The House of Representatives has passed the Survivor Justice Tax Prevention Act, H.R. 2347, bipartisan legislation that was introduced by Rep. Lloyd Smucker (PA-11) and Rep. Gwen Moore (WI-04). It would amend the Internal Revenue Code so that survivors of sexual abuse and unwanted, illegal sexual contact do not have to pay taxes on their legal settlement income.
If you’ve been through an ordeal and eventually collect a settlement or judgment, the last thing you want is uncertainty about taxes. You want predictability, you don’t want to face an audit and claims by the IRS or state tax authorities several years later.
Tax Uncertainty Over Sexual Assaults
Unfortunately, how lawsuit settlements are taxed is complex. Although compensatory damages for personal physical injuries or physical sickness are tax free, damages for emotional injuries are fully taxable. Over many decades, this has made taxing emotional distress and physical sickness a kind of chicken and egg issue. Yet what constitutes physical injuries or physical sickness is still not defined.
The IRS likes to see “observable bodily harm” such as bruises or broken bones, but if you are sexually assaulted or abused, you may not have outward signs of your injuries.
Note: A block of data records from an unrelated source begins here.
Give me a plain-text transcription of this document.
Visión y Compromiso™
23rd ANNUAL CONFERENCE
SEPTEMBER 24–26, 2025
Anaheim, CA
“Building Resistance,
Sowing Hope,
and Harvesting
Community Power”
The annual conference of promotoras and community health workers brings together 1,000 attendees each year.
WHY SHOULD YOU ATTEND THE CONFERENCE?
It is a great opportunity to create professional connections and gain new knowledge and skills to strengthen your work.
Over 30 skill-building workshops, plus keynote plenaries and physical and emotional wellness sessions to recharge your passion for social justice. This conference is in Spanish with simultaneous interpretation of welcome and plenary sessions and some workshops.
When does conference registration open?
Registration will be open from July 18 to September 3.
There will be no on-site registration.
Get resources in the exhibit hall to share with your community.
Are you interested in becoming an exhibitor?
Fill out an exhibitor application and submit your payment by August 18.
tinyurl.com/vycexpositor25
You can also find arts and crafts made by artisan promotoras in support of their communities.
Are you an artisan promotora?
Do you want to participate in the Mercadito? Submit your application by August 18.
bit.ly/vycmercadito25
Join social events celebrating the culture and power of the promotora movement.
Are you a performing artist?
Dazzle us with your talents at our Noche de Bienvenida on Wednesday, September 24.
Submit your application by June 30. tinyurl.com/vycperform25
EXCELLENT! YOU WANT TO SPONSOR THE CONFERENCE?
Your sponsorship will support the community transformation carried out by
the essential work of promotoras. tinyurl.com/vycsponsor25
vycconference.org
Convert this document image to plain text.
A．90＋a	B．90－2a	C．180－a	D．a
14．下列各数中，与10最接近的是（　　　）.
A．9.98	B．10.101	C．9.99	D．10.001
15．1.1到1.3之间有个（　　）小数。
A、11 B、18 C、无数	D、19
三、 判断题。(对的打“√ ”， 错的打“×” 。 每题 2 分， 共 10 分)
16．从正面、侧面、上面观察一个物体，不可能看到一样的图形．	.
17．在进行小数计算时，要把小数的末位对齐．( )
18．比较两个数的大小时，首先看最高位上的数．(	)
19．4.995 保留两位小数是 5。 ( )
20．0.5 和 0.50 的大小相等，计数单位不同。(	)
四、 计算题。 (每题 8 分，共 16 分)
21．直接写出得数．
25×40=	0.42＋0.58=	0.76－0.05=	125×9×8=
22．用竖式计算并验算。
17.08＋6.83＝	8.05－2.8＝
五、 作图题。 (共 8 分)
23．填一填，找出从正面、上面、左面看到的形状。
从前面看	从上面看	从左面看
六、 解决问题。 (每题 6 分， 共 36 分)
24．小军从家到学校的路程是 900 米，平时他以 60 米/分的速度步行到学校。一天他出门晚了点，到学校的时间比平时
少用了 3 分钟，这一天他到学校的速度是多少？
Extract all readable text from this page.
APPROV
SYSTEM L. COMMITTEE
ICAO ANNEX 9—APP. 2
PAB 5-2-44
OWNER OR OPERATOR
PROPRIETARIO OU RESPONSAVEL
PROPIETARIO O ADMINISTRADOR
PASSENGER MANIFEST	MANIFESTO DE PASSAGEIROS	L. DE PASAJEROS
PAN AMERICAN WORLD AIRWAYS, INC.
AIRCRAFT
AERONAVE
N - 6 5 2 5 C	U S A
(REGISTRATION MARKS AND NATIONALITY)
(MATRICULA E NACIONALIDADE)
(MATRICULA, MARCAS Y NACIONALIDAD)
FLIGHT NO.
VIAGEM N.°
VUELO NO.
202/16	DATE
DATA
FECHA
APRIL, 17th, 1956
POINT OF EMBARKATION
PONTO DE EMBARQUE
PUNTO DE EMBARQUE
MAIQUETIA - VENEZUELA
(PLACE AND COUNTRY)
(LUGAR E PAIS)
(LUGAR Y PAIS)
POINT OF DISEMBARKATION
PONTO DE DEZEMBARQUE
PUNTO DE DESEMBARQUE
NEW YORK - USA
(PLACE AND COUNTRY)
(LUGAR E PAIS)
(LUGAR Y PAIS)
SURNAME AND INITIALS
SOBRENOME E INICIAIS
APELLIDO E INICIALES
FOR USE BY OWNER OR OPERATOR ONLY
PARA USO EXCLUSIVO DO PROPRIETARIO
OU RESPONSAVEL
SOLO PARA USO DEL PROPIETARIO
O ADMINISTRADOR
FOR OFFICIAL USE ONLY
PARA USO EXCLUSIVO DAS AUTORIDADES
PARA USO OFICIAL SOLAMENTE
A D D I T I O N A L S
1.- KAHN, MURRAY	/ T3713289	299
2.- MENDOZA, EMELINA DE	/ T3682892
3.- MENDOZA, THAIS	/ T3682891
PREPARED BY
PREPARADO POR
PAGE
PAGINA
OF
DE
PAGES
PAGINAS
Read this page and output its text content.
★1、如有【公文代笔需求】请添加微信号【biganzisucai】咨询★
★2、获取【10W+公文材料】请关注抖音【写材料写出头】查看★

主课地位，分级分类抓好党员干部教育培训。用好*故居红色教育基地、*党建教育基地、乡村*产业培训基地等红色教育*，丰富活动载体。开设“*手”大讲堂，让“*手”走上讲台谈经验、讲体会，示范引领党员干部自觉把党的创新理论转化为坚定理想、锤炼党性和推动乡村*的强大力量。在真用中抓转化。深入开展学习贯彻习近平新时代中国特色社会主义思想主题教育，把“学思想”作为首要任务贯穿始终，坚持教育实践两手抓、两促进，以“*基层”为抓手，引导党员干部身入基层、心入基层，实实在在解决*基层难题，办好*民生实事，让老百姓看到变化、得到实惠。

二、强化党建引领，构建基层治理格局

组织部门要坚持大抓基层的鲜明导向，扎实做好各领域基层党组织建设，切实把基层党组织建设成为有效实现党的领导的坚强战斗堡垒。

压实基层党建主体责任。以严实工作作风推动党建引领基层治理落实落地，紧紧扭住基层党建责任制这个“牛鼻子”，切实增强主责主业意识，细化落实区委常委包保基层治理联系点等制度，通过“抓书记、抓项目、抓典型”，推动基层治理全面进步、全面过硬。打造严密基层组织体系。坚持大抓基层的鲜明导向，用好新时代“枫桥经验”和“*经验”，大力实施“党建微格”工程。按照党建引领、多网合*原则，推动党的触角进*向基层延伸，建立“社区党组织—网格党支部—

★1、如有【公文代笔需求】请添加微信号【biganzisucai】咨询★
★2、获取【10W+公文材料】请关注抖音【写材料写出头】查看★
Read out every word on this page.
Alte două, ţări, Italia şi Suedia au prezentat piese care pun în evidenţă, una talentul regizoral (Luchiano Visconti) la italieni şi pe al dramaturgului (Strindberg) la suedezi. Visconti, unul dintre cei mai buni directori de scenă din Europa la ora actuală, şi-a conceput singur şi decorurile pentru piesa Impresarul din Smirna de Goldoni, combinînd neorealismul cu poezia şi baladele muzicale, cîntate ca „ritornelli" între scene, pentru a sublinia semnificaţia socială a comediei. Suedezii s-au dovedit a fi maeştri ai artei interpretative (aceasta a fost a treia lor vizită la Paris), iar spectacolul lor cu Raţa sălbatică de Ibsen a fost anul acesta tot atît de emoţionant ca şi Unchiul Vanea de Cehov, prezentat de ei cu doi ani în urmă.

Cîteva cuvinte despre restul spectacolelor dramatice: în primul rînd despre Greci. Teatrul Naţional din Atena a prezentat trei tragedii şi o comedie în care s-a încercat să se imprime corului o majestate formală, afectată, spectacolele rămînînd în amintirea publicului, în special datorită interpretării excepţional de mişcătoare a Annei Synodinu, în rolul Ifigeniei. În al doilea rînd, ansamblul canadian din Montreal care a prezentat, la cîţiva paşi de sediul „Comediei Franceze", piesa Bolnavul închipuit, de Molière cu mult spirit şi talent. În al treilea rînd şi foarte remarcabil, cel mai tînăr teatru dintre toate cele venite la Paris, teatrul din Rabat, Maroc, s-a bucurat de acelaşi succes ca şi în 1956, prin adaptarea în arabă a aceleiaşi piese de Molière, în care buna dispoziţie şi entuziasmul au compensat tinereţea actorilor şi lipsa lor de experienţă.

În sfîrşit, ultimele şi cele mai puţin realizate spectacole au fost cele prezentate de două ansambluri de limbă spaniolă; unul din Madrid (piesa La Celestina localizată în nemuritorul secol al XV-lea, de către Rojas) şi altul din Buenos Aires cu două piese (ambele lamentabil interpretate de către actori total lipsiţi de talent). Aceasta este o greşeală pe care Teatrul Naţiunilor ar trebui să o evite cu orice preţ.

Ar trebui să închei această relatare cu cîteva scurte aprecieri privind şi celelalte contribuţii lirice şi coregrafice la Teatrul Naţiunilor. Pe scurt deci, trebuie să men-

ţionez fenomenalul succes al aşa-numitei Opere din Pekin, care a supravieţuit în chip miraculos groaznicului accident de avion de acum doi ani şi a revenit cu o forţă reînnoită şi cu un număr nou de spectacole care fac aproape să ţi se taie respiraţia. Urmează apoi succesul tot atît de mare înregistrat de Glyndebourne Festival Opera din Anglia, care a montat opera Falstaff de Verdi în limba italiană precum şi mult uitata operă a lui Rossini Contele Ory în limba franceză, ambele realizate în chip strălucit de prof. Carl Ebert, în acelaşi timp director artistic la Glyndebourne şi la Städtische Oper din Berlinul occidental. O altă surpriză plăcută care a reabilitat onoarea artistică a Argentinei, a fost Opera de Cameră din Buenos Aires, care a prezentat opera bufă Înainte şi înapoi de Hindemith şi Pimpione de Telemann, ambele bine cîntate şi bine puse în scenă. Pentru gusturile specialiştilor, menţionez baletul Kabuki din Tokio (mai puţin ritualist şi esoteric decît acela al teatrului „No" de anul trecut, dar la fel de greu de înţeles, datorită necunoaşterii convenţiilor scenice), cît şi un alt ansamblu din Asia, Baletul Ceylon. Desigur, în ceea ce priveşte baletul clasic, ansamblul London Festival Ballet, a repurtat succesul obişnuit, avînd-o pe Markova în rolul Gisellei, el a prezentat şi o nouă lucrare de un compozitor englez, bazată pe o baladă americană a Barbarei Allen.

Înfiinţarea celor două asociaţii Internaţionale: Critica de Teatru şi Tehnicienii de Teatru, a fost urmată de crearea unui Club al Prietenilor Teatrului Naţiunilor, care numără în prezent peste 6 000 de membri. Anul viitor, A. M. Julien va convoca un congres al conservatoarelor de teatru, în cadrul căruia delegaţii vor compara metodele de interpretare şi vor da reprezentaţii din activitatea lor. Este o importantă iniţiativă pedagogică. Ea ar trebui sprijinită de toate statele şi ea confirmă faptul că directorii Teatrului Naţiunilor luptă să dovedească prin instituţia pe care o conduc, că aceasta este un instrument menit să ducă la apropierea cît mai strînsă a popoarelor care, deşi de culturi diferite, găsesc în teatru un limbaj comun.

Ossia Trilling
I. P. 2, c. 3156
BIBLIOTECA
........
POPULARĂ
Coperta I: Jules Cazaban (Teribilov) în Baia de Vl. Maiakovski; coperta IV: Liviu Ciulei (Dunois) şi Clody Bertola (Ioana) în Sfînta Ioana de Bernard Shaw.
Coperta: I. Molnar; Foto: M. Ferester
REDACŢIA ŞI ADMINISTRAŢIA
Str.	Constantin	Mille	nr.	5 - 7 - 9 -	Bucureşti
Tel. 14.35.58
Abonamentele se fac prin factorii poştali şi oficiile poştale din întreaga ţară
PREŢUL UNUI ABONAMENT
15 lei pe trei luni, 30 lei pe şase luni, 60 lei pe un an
That is one reason sexual assault victims often face uncertainty. The IRS once issued non-precedential internal guidance allowing tax free treatment for a sexual assault victim who was a minor at the time of the assault, but who later recovered as an adult.
The IRS allowed the exclusion without proof of cuts, scrapes or bruises, but the guidance is vague. In fact, the IRS assumed there were cuts and bruises that had healed due to the passage of time, not by clarifying that they were not needed in the context of a sexual assault in the first place. Stronger and clearer tax guidance about sexual assaults has been needed for decades.
Provision Is Not Retroactive
The Survivor Justice exclusion is not retroactive, and an anti-abuse provision says that you cannot restate an existing settlement agreement to be dated after the date of enactment in order to qualify for the exclusion. The law would implement the exclusion by amending Section 104(a)(2) of the Internal Revenue Code to include within the ambit of the exclusion amounts (other than punitive damages) received on account of a “sexual act” or “sexual conduct.” The definition of sexual act and sexual contact refer to definitions of the same terms under 18 USC 2246.
Sexual Act Defined
A sexual act means:
- contact between the penis and the vulva or the penis and the anus, and for purposes of this subparagraph contact involving the penis occurs upon penetration, however slight;
- contact between the mouth and the penis, the mouth and the vulva, or the mouth and the anus;
- the penetration, however slight, of the anal or genital opening of another by a hand or finger or by any object, with an intent to abuse, humiliate, harass, degrade, or arouse or gratify the sexual desire of any person; or
- the intentional touching, not through the clothing, of the genitalia of another person who has not attained the age of 16 years with an intent to abuse, humiliate, harass, degrade, or arouse or gratify the sexual desire of any person.
Sexual Contact Defined
The term sexual contact means the intentional touching, either directly or through the clothing, of the genitalia, anus, groin, breast, inner thigh, or buttocks of any person with an intent to abuse, humiliate, harass, degrade, or arouse or gratify the sexual desire of any person;
Thus, under this tax bill, the groping of a person’s buttocks, inner thigh, or breast even through clothing is sexual contact, so a settlement would therefore be excludible. The bill also specifically provides that it is enough to qualify for the exclusion if the judgment or settlement agreement states that the damages are for an alleged sexual act or sexual conduct. It goes on to say that the IRS or a court cannot use a lack of medical records about the groping or other incident occurred to deny tax-free treatment. It would seem difficult for the IRS to be able to impose a cut, bruise, or scrape requirement on sexual abuse recoveries with this language.
Those Not Covered By The Bill
Cases that are already settled and monies that are already paid will not be covered. Those plaintiffs need to take tax positions under the current Section 104(a)(2) language. Getting to an acceptable tax position that their recoveries are excludible as amounts received on account of a physical injury may still be possible in many cases, despite the current ambiguity in the tax law.
The interactions and overlap between physical and emotional injuries and sicknesses are starting to be more thoughtfully explored in tax law. In one employment case, stress at work produced a heart attack. In another, stressful conditions exacerbated the worker’s pre-existing multiple sclerosis, which the Tax Court found to be a nontaxable physical sickness recovery. Damages for PTSD may also qualify.
If possible, settling plaintiffs should get tax advice before their settlement is documented. The IRS is not bound by the parties’ tax characterization, but lawsuit taxes often hinge on settlement agreement wording and the IRS often will respect it.